Friday, January 11, 2013

Fox News Hates Math... and facts

During the tail end of the election, Nate Silver ran a meta-analysis of the running polls which predicted an overall likelihood of Obama winning of 79%.  The actual analysis was a pretty exhaustive and thoroughly explained collective statistical analysis that looked at the populations that were sampled and how that affected the electoral result.  Note that the statement was that he had a 79% chance of coming out the winner (that too, specifically in terms of electoral votes) -- not that he'd win with 79% of the popular vote.  Either way, the point is that it wasn't his opinion.  It was the cold hard math.  Which is precisely why conservatives railed on him for being a political ideologue because the idea of math pointing to Obama's victory.

Because, well...  math has a liberal bias after all.  Since it's true.

So then Fox News' show, The Five, where they pit four magnificently idiotic conservative bullshit factories against a phony liberal who feigns ignorance of everything, just came out with their latest enemy -- algebra.

Eric Bolling is one of those people who apparently has a job at Fox News because of his skill to take any isolated incidence of even the appearance of political preference in a school environment as proof of indoctrination.  Oh, and the ultimate liberal bias of algebra?  Teaching kids all about the distributive property!  It brings chills to my spine just thinking about it!

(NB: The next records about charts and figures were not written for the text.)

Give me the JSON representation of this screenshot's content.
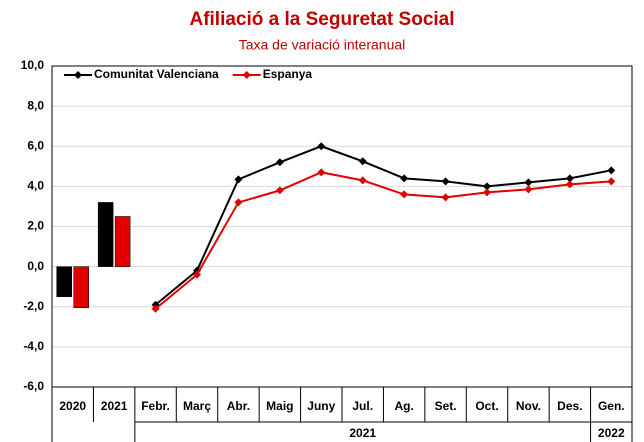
{
  "chart_data": {
    "type": "bar_line",
    "title": "Afiliació a la Seguretat Social",
    "subtitle": "Taxa de variació interanual",
    "bar_categories": [
      "2020",
      "2021"
    ],
    "categories": [
      "Febr.",
      "Març",
      "Abr.",
      "Maig",
      "Juny",
      "Jul.",
      "Ag.",
      "Set.",
      "Oct.",
      "Nov.",
      "Des.",
      "Gen."
    ],
    "x_groups": [
      {
        "label": "2021",
        "count": 11
      },
      {
        "label": "2022",
        "count": 1
      }
    ],
    "series": [
      {
        "name": "Comunitat Valenciana",
        "color": "#000000",
        "bar_values": [
          -1.5,
          3.2
        ],
        "values": [
          -1.9,
          -0.2,
          4.35,
          5.2,
          6.0,
          5.25,
          4.4,
          4.25,
          4.0,
          4.2,
          4.4,
          4.8
        ]
      },
      {
        "name": "Espanya",
        "color": "#e00000",
        "bar_values": [
          -2.05,
          2.5
        ],
        "values": [
          -2.1,
          -0.4,
          3.2,
          3.8,
          4.7,
          4.3,
          3.6,
          3.45,
          3.7,
          3.85,
          4.1,
          4.25
        ]
      }
    ],
    "ylim": [
      -6,
      10
    ],
    "yticks": [
      {
        "value": -6,
        "label": "-6,0"
      },
      {
        "value": -4,
        "label": "-4,0"
      },
      {
        "value": -2,
        "label": "-2,0"
      },
      {
        "value": 0,
        "label": "0,0"
      },
      {
        "value": 2,
        "label": "2,0"
      },
      {
        "value": 4,
        "label": "4,0"
      },
      {
        "value": 6,
        "label": "6,0"
      },
      {
        "value": 8,
        "label": "8,0"
      },
      {
        "value": 10,
        "label": "10,0"
      }
    ],
    "grid": true,
    "legend": "top-left"
  }
}
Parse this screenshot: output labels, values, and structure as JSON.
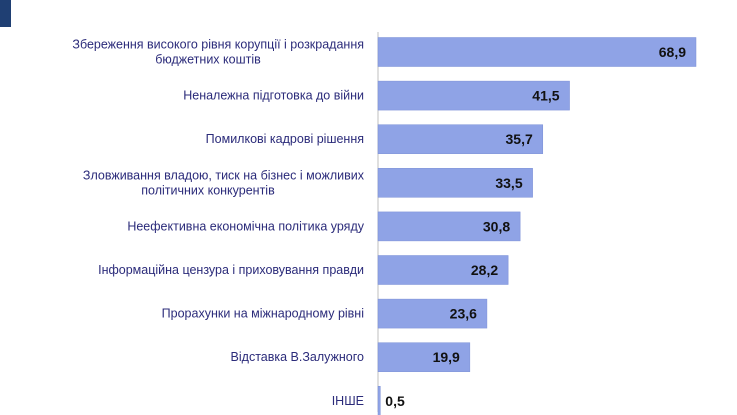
{
  "colors": {
    "bar": "#8fa3e6",
    "bar_edge": "#7b8fd6",
    "label": "#2b2b7a",
    "value": "#111111",
    "accent": "#1f3f73"
  },
  "chart_data": {
    "type": "bar",
    "orientation": "horizontal",
    "title": "",
    "xlabel": "",
    "ylabel": "",
    "xlim": [
      0,
      70
    ],
    "grid": false,
    "legend": "none",
    "categories": [
      [
        "Збереження високого рівня корупції і розкрадання",
        "бюджетних коштів"
      ],
      [
        "Неналежна підготовка до війни"
      ],
      [
        "Помилкові кадрові рішення"
      ],
      [
        "Зловживання владою, тиск на бізнес і можливих",
        "політичних конкурентів"
      ],
      [
        "Неефективна економічна політика уряду"
      ],
      [
        "Інформаційна цензура і приховування правди"
      ],
      [
        "Прорахунки на міжнародному рівні"
      ],
      [
        "Відставка В.Залужного"
      ],
      [
        "ІНШЕ"
      ]
    ],
    "values": [
      68.9,
      41.5,
      35.7,
      33.5,
      30.8,
      28.2,
      23.6,
      19.9,
      0.5
    ],
    "value_labels": [
      "68,9",
      "41,5",
      "35,7",
      "33,5",
      "30,8",
      "28,2",
      "23,6",
      "19,9",
      "0,5"
    ]
  }
}
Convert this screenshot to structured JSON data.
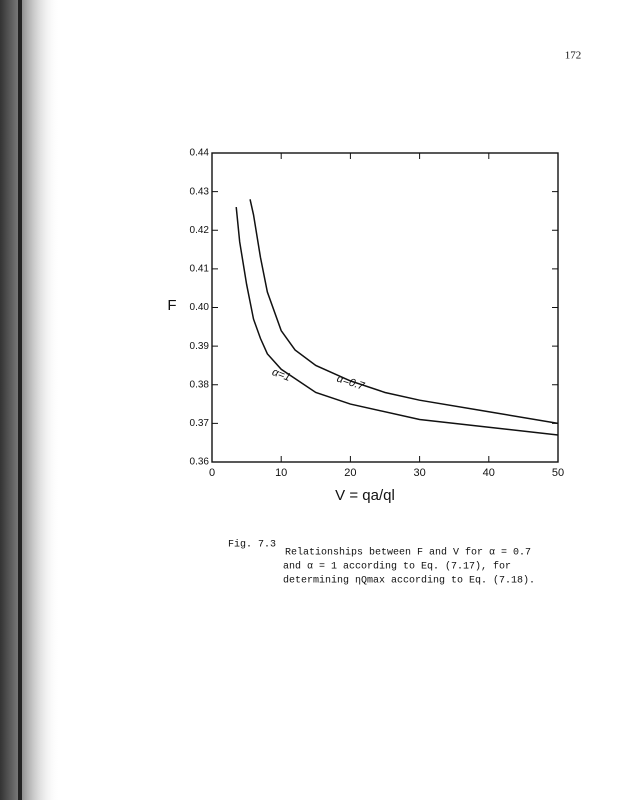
{
  "page_number": "172",
  "chart_data": {
    "type": "line",
    "xlabel": "V = qa/ql",
    "ylabel": "F",
    "xlim": [
      0,
      50
    ],
    "xticks": [
      0,
      10,
      20,
      30,
      40,
      50
    ],
    "ylim": [
      0.36,
      0.44
    ],
    "yticks": [
      0.36,
      0.37,
      0.38,
      0.39,
      {
        "value": 0.4,
        "label": "0.40"
      },
      0.41,
      0.42,
      0.43,
      0.44
    ],
    "series": [
      {
        "name": "α=0.7",
        "color": "#111111",
        "x": [
          5.5,
          6,
          7,
          8,
          10,
          12,
          15,
          20,
          25,
          30,
          40,
          50
        ],
        "values": [
          0.428,
          0.424,
          0.413,
          0.404,
          0.394,
          0.389,
          0.385,
          0.381,
          0.378,
          0.376,
          0.373,
          0.37
        ]
      },
      {
        "name": "α=1",
        "color": "#111111",
        "x": [
          3.5,
          4,
          5,
          6,
          7,
          8,
          10,
          15,
          20,
          30,
          40,
          50
        ],
        "values": [
          0.426,
          0.417,
          0.406,
          0.397,
          0.392,
          0.388,
          0.384,
          0.378,
          0.375,
          0.371,
          0.369,
          0.367
        ]
      }
    ]
  },
  "caption": {
    "label": "Fig. 7.3",
    "lines": [
      "Relationships between F and V for α = 0.7",
      "and α = 1 according to Eq. (7.17), for",
      "determining ηQmax according to Eq. (7.18)."
    ]
  }
}
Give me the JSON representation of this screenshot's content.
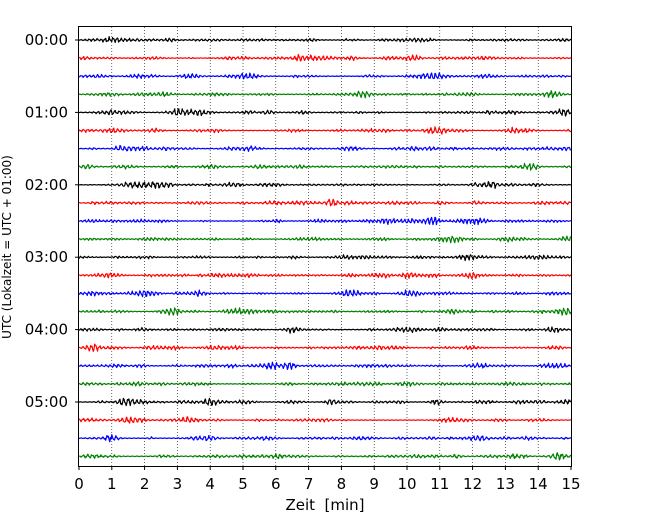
{
  "chart_data": {
    "type": "line",
    "subtype": "helicorder (seismogram drum plot)",
    "xlabel": "Zeit  [min]",
    "ylabel": "UTC (Lokalzeit = UTC + 01:00)",
    "xlim": [
      0,
      15
    ],
    "x_ticks": [
      "0",
      "1",
      "2",
      "3",
      "4",
      "5",
      "6",
      "7",
      "8",
      "9",
      "10",
      "11",
      "12",
      "13",
      "14",
      "15"
    ],
    "x_grid": "dotted vertical lines at each minute",
    "y_ticks": [
      {
        "label": "00:00",
        "trace_index": 0
      },
      {
        "label": "01:00",
        "trace_index": 4
      },
      {
        "label": "02:00",
        "trace_index": 8
      },
      {
        "label": "03:00",
        "trace_index": 12
      },
      {
        "label": "04:00",
        "trace_index": 16
      },
      {
        "label": "05:00",
        "trace_index": 20
      }
    ],
    "trace_minutes": 15,
    "trace_count": 24,
    "color_cycle": [
      "#000000",
      "#ff0000",
      "#0000ff",
      "#008000"
    ],
    "bursts": [
      {
        "trace": 1,
        "minute": 6.7,
        "amp": 1.6
      },
      {
        "trace": 3,
        "minute": 8.6,
        "amp": 1.3
      },
      {
        "trace": 4,
        "minute": 14.8,
        "amp": 1.4
      },
      {
        "trace": 8,
        "minute": 12.6,
        "amp": 1.6
      },
      {
        "trace": 9,
        "minute": 7.7,
        "amp": 1.5
      },
      {
        "trace": 10,
        "minute": 10.8,
        "amp": 1.4
      },
      {
        "trace": 11,
        "minute": 14.9,
        "amp": 1.4
      },
      {
        "trace": 13,
        "minute": 12.0,
        "amp": 1.5
      },
      {
        "trace": 13,
        "minute": 10.0,
        "amp": 1.2
      },
      {
        "trace": 14,
        "minute": 8.2,
        "amp": 1.4
      },
      {
        "trace": 14,
        "minute": 2.0,
        "amp": 1.3
      },
      {
        "trace": 15,
        "minute": 2.8,
        "amp": 1.2
      },
      {
        "trace": 15,
        "minute": 14.9,
        "amp": 1.3
      },
      {
        "trace": 16,
        "minute": 6.5,
        "amp": 1.3
      },
      {
        "trace": 17,
        "minute": 0.4,
        "amp": 1.6
      },
      {
        "trace": 18,
        "minute": 5.9,
        "amp": 1.3
      },
      {
        "trace": 18,
        "minute": 6.4,
        "amp": 1.6
      },
      {
        "trace": 20,
        "minute": 4.0,
        "amp": 1.5
      },
      {
        "trace": 20,
        "minute": 7.7,
        "amp": 1.6
      },
      {
        "trace": 20,
        "minute": 10.9,
        "amp": 1.4
      },
      {
        "trace": 21,
        "minute": 3.3,
        "amp": 1.3
      },
      {
        "trace": 22,
        "minute": 1.0,
        "amp": 1.4
      },
      {
        "trace": 23,
        "minute": 14.6,
        "amp": 1.4
      }
    ]
  }
}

Now the connection of the distributive property to "wealth redistribution" is something that's is anyway an amazingly idiotic equivocation.  Seriously...  how he seems to think that teaching that "c(a+b) = ca + cb" is part of the agenda to train people into favoring a welfare state would require some sort of hyperdense concentration of stupidity.  Now in all fairness, if you actually watch the video, he did include an example of a worksheet exercise that had a heading up top that said "Distribute the Wealth" and showed a picture of a girl holding money in her hand.  Beyond that, there's no mention of wealth or money anywhere...  just a whole bunch of arithmetic problems that demonstrate distribution in addition and multiplication.  No real indication was given of whether that worksheet came from a textbook, some supplementary handbook, or was something specific to an individual teacher.  Nonetheless, he felt the need to mention this only after talking about common school textbooks just so it could look like a national problem whether or not it actually is in any textbook.  Bear in mind that we're dealing with Fox News so being deliberately misleading like this is par for the course.

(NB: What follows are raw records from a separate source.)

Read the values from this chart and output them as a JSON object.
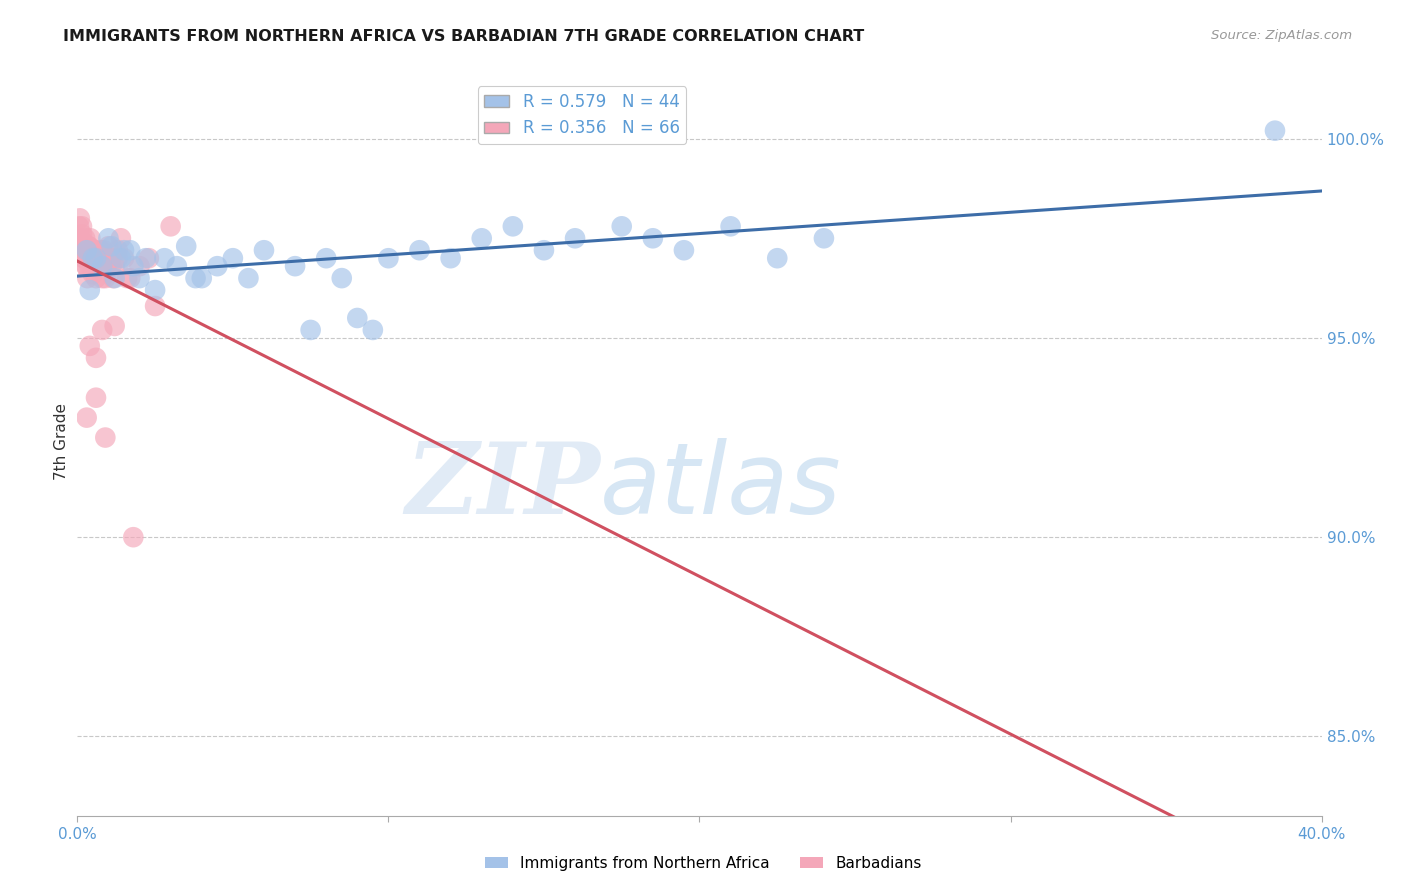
{
  "title": "IMMIGRANTS FROM NORTHERN AFRICA VS BARBADIAN 7TH GRADE CORRELATION CHART",
  "source": "Source: ZipAtlas.com",
  "ylabel": "7th Grade",
  "y_ticks": [
    85.0,
    90.0,
    95.0,
    100.0
  ],
  "y_tick_labels": [
    "85.0%",
    "90.0%",
    "95.0%",
    "100.0%"
  ],
  "xlim": [
    0.0,
    40.0
  ],
  "ylim": [
    83.0,
    101.8
  ],
  "legend1_R": "0.579",
  "legend1_N": "44",
  "legend2_R": "0.356",
  "legend2_N": "66",
  "blue_color": "#a4c2e8",
  "pink_color": "#f4a7b9",
  "blue_line_color": "#3d6da8",
  "pink_line_color": "#d05060",
  "watermark_zip": "ZIP",
  "watermark_atlas": "atlas",
  "blue_scatter_x": [
    0.3,
    0.5,
    0.8,
    1.0,
    1.2,
    1.5,
    1.8,
    2.0,
    2.2,
    2.5,
    2.8,
    3.2,
    3.5,
    4.0,
    4.5,
    5.0,
    5.5,
    6.0,
    7.0,
    7.5,
    8.0,
    8.5,
    9.0,
    9.5,
    10.0,
    11.0,
    12.0,
    13.0,
    14.0,
    15.0,
    16.0,
    17.5,
    18.5,
    19.5,
    21.0,
    22.5,
    24.0,
    0.4,
    0.6,
    1.1,
    1.4,
    1.7,
    3.8,
    38.5
  ],
  "blue_scatter_y": [
    97.2,
    97.0,
    96.8,
    97.5,
    96.5,
    97.2,
    96.8,
    96.5,
    97.0,
    96.2,
    97.0,
    96.8,
    97.3,
    96.5,
    96.8,
    97.0,
    96.5,
    97.2,
    96.8,
    95.2,
    97.0,
    96.5,
    95.5,
    95.2,
    97.0,
    97.2,
    97.0,
    97.5,
    97.8,
    97.2,
    97.5,
    97.8,
    97.5,
    97.2,
    97.8,
    97.0,
    97.5,
    96.2,
    97.0,
    97.3,
    97.0,
    97.2,
    96.5,
    100.2
  ],
  "pink_scatter_x": [
    0.05,
    0.08,
    0.1,
    0.12,
    0.15,
    0.18,
    0.2,
    0.22,
    0.25,
    0.28,
    0.3,
    0.32,
    0.35,
    0.38,
    0.4,
    0.42,
    0.45,
    0.48,
    0.5,
    0.52,
    0.55,
    0.6,
    0.65,
    0.7,
    0.75,
    0.8,
    0.85,
    0.9,
    1.0,
    1.1,
    1.2,
    1.3,
    1.5,
    1.7,
    2.0,
    2.3,
    0.15,
    0.25,
    0.35,
    0.45,
    0.55,
    0.65,
    0.75,
    0.85,
    0.95,
    1.05,
    1.15,
    0.2,
    0.3,
    0.5,
    0.7,
    0.9,
    1.1,
    1.3,
    0.4,
    0.6,
    0.8,
    1.2,
    1.6,
    2.5,
    0.3,
    0.6,
    0.9,
    1.4,
    1.8,
    3.0
  ],
  "pink_scatter_y": [
    97.8,
    98.0,
    97.5,
    97.3,
    97.6,
    97.2,
    97.4,
    97.0,
    97.2,
    96.8,
    97.1,
    96.5,
    97.0,
    97.3,
    96.8,
    97.5,
    97.2,
    96.9,
    96.6,
    97.0,
    97.2,
    96.5,
    97.0,
    96.8,
    97.2,
    96.5,
    97.0,
    96.8,
    97.3,
    97.0,
    96.8,
    97.2,
    97.0,
    96.5,
    96.8,
    97.0,
    97.8,
    97.5,
    97.3,
    97.0,
    97.2,
    96.8,
    97.0,
    97.2,
    96.8,
    97.0,
    96.5,
    97.0,
    96.8,
    97.2,
    97.0,
    96.5,
    96.8,
    97.0,
    94.8,
    94.5,
    95.2,
    95.3,
    96.5,
    95.8,
    93.0,
    93.5,
    92.5,
    97.5,
    90.0,
    97.8
  ]
}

It's all about these evil math textbooks that teach parts of the liberal agenda like the Distributive Property~~!!  DUN-DUN-DUUUUN!!  Although the fact that they were blowing it out of proportion even if you assume that there actually was such a problem to begin with, the topic just got shifted back to "it's all about the textbooks."  You have Kimberly Guilfoyle going in with such forceful indignation saying that if she saw that worksheet she'd put a big X through it and write "No, you don't!"  I love how the actual content of the worksheet and the fact that it's not even algebra, but arithmetic has nothing to do with it, and yet it's the people who wrote the worksheet who are playing politics here.  This isn't merely the pot calling the kettle black...  it's a friggin' chunk of obsidian calling a sheet of paper black.

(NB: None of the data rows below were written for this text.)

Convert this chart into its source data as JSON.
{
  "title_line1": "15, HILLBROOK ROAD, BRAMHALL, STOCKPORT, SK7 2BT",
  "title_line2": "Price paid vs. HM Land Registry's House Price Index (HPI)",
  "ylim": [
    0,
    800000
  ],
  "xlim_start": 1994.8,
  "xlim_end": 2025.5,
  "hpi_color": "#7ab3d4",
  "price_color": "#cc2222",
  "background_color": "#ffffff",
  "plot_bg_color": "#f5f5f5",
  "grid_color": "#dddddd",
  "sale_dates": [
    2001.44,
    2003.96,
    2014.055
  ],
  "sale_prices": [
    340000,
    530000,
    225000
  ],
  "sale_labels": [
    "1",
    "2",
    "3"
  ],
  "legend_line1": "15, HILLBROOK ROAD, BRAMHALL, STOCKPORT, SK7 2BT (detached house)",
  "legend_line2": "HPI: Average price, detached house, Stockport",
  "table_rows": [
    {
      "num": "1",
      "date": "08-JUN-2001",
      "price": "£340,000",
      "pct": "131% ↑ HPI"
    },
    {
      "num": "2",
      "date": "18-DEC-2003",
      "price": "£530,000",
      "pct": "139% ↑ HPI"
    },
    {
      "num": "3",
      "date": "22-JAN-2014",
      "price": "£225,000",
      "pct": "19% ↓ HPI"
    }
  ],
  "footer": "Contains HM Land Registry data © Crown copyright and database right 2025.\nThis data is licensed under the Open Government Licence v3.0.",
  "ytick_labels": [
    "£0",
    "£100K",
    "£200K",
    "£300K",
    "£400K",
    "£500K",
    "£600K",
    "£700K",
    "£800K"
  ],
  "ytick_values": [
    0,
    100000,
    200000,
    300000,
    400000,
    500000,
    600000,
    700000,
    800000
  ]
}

Other examples of the liberal bias?  The point that "Cowboys & Indians" is a fallacious concept because the actual history points to most of the plight of Native Americans being caused by the U.S. Government.  Saying that Dubya claimed WMDs were in Iraq and then none were found...  and of course, that climate change is real.  Oh, dear lord!  The bias!  Poisoning our children by telling them things which are factually true beyond all possibility of doubt!  The filthy libs!

I mean, it was so beyond the realm of reason that even Bob Beckel, the phony liberal on the panel who spent the majority of the segment pretending that math homework for 6th graders is impossibly difficult...  had to quip that all the examples that they brought up are things which are actually correct.  And despite his efforts to try and temper it, the powerful counterargument is that "everybody has anecdotal evidence of this."  Oh my...  well, anecdotal evidence.  How can you possibly deny that?  You know, other than the fact that anecdotal evidence isn't actually evidence at all, and it is about as real as a boy crying wolf in Antarctica.

Gutfeld said something about science teachers looking at people like they're idiots.  Well, there's certainly a reason why they'd look at you like you're a flock of idiots.  Hint : It's because denoting you as an idiot would be an emphatically accurate assessment.